Yes. And with the paragraph and conclusion of Vatican I, you are not allowed to reach a conclusion different from the teachings or ex cathedra or extraordinary magisterium findings of the Catholic Church. Correct?
For example, take the Catholic positions on communion and Mary's eternal virginity. The former mandates that there is only a literal interpretation; symbolic is not allowed. The latter demands symbolic/inferred only, literal is not allowed.
The Catholic Church has essentially dictated when a person must interpret Scripture literally and when they cannot. And any interpretation to the contrary - even if there is a reasonable logical support for that contrary conclusion - is heretical and must be avoided.
How is that not the Catholic Church dictating how scripture must be interpreted? We have the Catholic Church explicitly stating that you must follow the teachings and dictates of the Church, and that you cannot reach different conclusions, and that you must interpret literally when told to do so, and symbolically/figuratively when told so.
Seems to me to be pretty cut-and-dried; the Catholic Church is - according to its own dogma - the sole arbiter of how to read and interpret scripture.
Now, about sola scriptura, I would merely point you to 2 Tim 3:14-17. Paul explicitly states that the scriptures written and lessons orally taught at the time Timothy was a child were all that were needed to gain the wisdom to be saved. Nothing more, nothing less.

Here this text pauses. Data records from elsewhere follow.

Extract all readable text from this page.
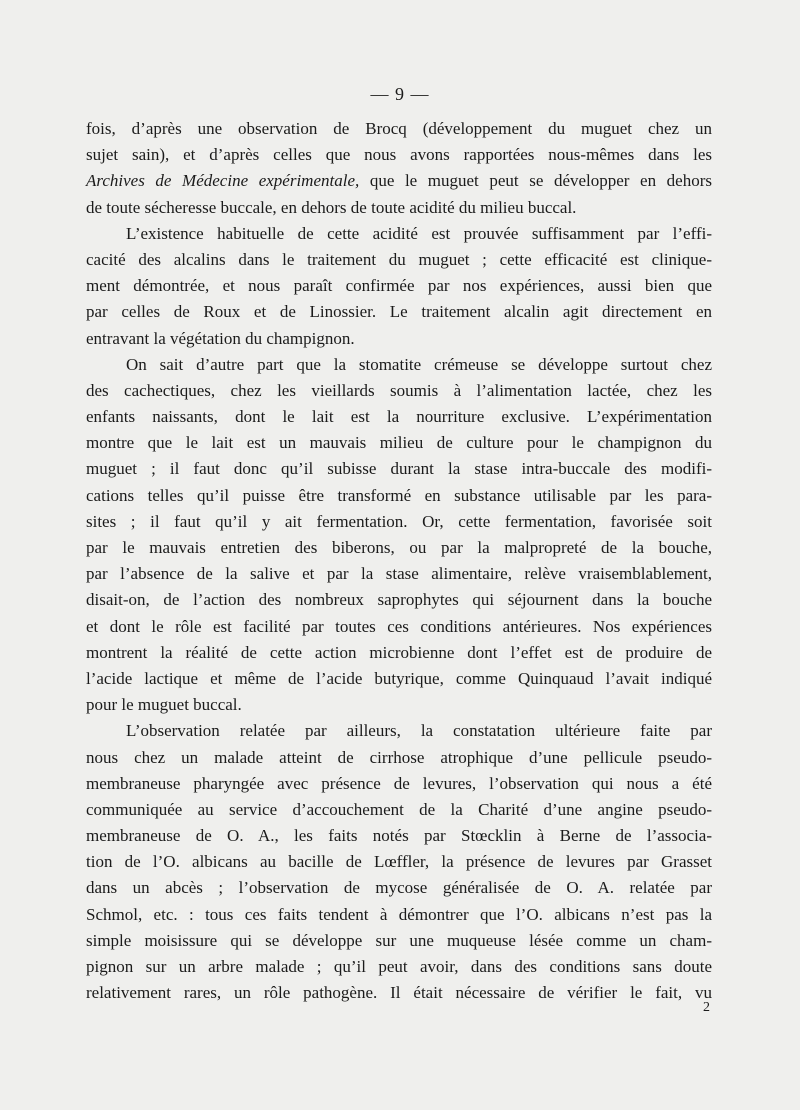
— 9 —
fois, d’après une observation de Brocq (développement du muguet chez un
sujet sain), et d’après celles que nous avons rapportées nous-mêmes dans les
Archives de Médecine expérimentale, que le muguet peut se développer en dehors
de toute sécheresse buccale, en dehors de toute acidité du milieu buccal.
L’existence habituelle de cette acidité est prouvée suffisamment par l’effi-
cacité des alcalins dans le traitement du muguet ; cette efficacité est clinique-
ment démontrée, et nous paraît confirmée par nos expériences, aussi bien que
par celles de Roux et de Linossier. Le traitement alcalin agit directement en
entravant la végétation du champignon.
On sait d’autre part que la stomatite crémeuse se développe surtout chez
des cachectiques, chez les vieillards soumis à l’alimentation lactée, chez les
enfants naissants, dont le lait est la nourriture exclusive. L’expérimentation
montre que le lait est un mauvais milieu de culture pour le champignon du
muguet ; il faut donc qu’il subisse durant la stase intra-buccale des modifi-
cations telles qu’il puisse être transformé en substance utilisable par les para-
sites ; il faut qu’il y ait fermentation. Or, cette fermentation, favorisée soit
par le mauvais entretien des biberons, ou par la malpropreté de la bouche,
par l’absence de la salive et par la stase alimentaire, relève vraisemblablement,
disait-on, de l’action des nombreux saprophytes qui séjournent dans la bouche
et dont le rôle est facilité par toutes ces conditions antérieures. Nos expériences
montrent la réalité de cette action microbienne dont l’effet est de produire de
l’acide lactique et même de l’acide butyrique, comme Quinquaud l’avait indiqué
pour le muguet buccal.
L’observation relatée par ailleurs, la constatation ultérieure faite par
nous chez un malade atteint de cirrhose atrophique d’une pellicule pseudo-
membraneuse pharyngée avec présence de levures, l’observation qui nous a été
communiquée au service d’accouchement de la Charité d’une angine pseudo-
membraneuse de O. A., les faits notés par Stœcklin à Berne de l’associa-
tion de l’O. albicans au bacille de Lœffler, la présence de levures par Grasset
dans un abcès ; l’observation de mycose généralisée de O. A. relatée par
Schmol, etc. : tous ces faits tendent à démontrer que l’O. albicans n’est pas la
simple moisissure qui se développe sur une muqueuse lésée comme un cham-
pignon sur un arbre malade ; qu’il peut avoir, dans des conditions sans doute
relativement rares, un rôle pathogène. Il était nécessaire de vérifier le fait, vu
2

I also know enough of Catholicism to realize that the Catholic Church does not address this section of scripture, probably for the very claim it makes. You do not need additional teachings or writings to gain salvation. In fact, I would recommend a reading through the entire chapter (2 Tim 3) through eyes not colored of any church or dogma, but as a clearly scriptural warning about how institutions and men are corruptible and corrupted.
You push too hard to "prove" that there is no freedom to let the Holy Spirit guide the Catholic believer into the light and truth of the scripture.
The hierarchs are totally correct in drawing the line at some points, for instance the doctrine of the trinity. This doctrine is established in scripture though not explicitly named. To intrep the scripture differently is anathema in the catholic church (lower case intended.) Although there many not be the same hierarchies in Protestant denominations, a set of doctrines and standard bearers exist and the doctrine of the trinity is similarly established and maintained.
I think that we both agree with the understanding that sola scriptura does not ignore Christian history and tradition when seeking to understand the Scripture.